Однажды вечером Твардовский пришел ко мне в гости.
Он спросил:
«Как дела?.. Что ты написал?..»
У меня в этот момент была готова глава, в которой описывался расстрел солдата, прострелившего себе руку.
Я прочитал Твардовскому эту главу.
Он слушал внимательно, а затем сказал:
«Да... Следовало, конечно, его расстрелять... Но мне солдата все же жалко... Понимаешь, жалко мне того, кого расстреливают...»
Больше он ничего не сказал.
Его слова меня задели и заставили призадуматься.
И в продолжение нескольких дней я нет-нет да и возвращался мыслью к замечанию Твардовского.
Как же сделать так, чтобы читателю не было жалко предателя и труса?
Однажды у меня мелькнула мысль: а что, если ввести читателя в некоторое заблуждение — сделать так, будто мой герой Баурджан Момыш-Улы прощает предателя? Этим будет дан выход чувству жалости, и тогда читатель, которого я снова верну к реальности, уже спокойно и без чувства жалости воспримет суровый суд командира.
Я так и поступил. Вписал страницу «прощения» — картину, которая лишь промелькнула в уме Момыш-Улы. Глава зазвучала по-иному и стала, кажется, сильнее.
Как-то к случаю, много времени спустя, я спросил Твардовского:
«А теперь его не жалко?»
Он ответил:
«Да, пожалуй, теперь не жалко!..»
ЭКСПРОМТ
Осень 1942 года, студия Радиокомитета, поздний вечер.
Только что окончились радиопередачи, и Василий Иванович Качалов, выступавший в последней программе с чтением стихов, вышел на улицу. Было темно, холодно, падал мокрый снег.

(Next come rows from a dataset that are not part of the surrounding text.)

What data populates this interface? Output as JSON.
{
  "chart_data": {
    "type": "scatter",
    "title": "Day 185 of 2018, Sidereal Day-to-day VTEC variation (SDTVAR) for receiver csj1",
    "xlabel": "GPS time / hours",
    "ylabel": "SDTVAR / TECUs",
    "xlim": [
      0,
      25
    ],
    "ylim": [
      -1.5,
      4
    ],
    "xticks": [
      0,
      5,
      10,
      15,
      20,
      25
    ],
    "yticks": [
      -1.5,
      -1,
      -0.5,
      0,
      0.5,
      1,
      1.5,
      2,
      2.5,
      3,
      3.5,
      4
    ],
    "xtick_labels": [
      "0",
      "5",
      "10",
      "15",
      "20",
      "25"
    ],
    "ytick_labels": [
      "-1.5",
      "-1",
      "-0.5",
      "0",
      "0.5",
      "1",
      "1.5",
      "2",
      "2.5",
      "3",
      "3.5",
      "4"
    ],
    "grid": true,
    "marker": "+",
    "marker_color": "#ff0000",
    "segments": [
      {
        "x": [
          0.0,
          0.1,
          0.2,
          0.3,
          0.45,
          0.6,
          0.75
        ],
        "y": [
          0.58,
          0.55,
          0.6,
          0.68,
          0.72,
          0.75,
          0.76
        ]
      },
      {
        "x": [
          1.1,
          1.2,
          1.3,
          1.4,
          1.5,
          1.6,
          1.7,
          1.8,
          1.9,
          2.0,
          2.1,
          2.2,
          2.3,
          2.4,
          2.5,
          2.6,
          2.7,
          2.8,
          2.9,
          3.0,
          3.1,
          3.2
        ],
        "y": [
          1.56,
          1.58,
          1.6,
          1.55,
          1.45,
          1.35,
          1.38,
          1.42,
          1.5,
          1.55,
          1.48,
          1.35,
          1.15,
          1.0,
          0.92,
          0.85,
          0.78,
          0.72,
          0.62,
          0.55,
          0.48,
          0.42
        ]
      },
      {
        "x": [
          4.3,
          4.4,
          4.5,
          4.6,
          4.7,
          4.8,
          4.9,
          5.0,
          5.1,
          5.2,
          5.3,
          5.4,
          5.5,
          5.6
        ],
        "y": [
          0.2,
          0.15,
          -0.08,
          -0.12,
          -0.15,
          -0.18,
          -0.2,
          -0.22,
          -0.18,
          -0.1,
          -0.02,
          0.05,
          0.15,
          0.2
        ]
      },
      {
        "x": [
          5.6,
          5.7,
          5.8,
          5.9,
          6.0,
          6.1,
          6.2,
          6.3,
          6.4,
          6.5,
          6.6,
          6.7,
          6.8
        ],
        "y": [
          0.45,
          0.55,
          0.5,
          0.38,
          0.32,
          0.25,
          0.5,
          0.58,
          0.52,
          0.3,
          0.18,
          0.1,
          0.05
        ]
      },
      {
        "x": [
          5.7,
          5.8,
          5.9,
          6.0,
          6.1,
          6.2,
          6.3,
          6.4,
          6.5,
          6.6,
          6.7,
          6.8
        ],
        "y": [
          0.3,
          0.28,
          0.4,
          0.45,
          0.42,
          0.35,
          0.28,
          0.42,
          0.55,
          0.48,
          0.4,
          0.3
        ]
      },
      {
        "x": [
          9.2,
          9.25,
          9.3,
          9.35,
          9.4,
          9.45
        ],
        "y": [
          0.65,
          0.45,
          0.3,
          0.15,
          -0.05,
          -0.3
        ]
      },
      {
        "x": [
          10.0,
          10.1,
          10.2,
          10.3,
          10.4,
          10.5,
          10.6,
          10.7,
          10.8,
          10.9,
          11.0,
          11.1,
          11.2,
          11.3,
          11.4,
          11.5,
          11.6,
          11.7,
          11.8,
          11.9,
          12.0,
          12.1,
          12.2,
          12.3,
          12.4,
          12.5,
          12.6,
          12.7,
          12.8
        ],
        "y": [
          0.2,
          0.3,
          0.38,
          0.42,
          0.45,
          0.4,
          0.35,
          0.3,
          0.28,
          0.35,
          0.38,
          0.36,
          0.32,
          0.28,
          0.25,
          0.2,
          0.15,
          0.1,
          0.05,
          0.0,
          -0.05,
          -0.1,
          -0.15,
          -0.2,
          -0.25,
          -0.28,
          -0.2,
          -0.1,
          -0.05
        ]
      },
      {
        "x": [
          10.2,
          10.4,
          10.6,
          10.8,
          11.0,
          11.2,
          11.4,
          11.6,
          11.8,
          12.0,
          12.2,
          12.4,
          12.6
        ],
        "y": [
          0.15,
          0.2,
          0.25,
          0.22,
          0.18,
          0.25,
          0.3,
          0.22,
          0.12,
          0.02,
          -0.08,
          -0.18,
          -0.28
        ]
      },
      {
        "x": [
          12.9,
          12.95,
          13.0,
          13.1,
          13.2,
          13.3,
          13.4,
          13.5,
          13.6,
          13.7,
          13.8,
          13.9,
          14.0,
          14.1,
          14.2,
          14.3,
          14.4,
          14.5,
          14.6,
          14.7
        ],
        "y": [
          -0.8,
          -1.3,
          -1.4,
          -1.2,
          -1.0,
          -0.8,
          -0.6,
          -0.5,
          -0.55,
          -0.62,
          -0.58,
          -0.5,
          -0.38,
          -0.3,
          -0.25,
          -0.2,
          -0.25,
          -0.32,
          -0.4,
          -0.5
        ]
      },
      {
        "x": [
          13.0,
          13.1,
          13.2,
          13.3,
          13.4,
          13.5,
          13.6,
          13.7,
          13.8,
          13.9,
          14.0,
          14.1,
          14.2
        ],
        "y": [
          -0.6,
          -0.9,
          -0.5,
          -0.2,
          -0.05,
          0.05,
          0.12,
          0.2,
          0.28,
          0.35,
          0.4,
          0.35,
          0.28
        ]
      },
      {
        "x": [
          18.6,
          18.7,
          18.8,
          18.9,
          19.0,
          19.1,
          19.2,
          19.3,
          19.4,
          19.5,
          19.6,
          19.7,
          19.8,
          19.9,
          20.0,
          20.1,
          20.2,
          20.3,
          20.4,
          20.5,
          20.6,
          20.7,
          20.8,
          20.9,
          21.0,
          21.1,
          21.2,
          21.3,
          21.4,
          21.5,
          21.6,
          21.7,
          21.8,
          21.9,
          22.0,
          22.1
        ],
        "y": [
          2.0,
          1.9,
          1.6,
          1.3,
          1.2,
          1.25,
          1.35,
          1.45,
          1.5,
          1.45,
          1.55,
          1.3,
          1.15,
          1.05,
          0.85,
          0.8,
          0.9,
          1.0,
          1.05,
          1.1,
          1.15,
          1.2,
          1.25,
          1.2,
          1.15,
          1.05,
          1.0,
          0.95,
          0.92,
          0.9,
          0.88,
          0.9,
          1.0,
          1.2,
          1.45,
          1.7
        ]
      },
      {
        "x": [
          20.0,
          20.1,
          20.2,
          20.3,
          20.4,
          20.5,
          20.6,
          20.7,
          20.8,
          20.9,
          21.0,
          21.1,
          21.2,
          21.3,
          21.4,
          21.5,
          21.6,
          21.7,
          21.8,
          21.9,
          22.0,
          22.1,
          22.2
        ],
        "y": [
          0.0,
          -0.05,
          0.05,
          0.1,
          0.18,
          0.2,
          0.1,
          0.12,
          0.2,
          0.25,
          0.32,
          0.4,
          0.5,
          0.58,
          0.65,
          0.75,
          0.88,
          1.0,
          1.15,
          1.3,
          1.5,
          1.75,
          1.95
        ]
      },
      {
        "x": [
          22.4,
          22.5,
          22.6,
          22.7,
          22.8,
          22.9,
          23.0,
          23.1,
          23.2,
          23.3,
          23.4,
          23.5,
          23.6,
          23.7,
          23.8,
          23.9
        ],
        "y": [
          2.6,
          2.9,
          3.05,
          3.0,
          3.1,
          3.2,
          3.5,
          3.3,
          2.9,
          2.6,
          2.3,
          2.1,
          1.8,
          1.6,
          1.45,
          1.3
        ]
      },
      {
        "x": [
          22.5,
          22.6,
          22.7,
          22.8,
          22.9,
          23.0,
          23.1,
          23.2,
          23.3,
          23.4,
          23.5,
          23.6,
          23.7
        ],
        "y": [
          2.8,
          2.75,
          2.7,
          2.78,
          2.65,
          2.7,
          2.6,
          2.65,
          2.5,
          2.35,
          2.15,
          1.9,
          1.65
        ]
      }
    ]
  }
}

Качалов шел по Малой Никитской улице, направляясь к Никитским воротам. Он был в шубе, глубоких галошах и высокой каракулевой шапке. Василий Иванович шел медленно, слегка опираясь на массивную палку. Рядом шагал диктор Радиокомитета Всеволод Шевцов. Тайно влюбленный в Качалова, он провожал его домой, в Брюсовский переулок.
На улице пустынно и тихо. Изредка в непроглядной тьме молчаливой тенью промелькнет прохожий или медленно проедет автомашина с синими маскировочными фарами. И только густое черное небо временами вздрагивало короткими отблесками далеких оранжевых зарев.
У Никитских ворот Качалова и Шевцова остановил комендантский патруль:
— Ваши пропуска!..
Шевцов предъявил пропуск.
— А у вас?..
Качалов неловко замялся.
— Это — знаменитый артист, Василий Иванович Качалов,— поспешил на выручку Шевцов.— У него нет пропуска... Пропустите его, пожалуйста... Он живет совсем рядом, вот здесь, в Брюсовском переулке...
Пауза.
Тонкий луч карманного фонаря скользнул по лицам и на мгновение остановился на лице Качалова.
— Я не знаю товарища Качалова в лицо,— смущенно признался офицер.— Откуда мне знать, что это он?..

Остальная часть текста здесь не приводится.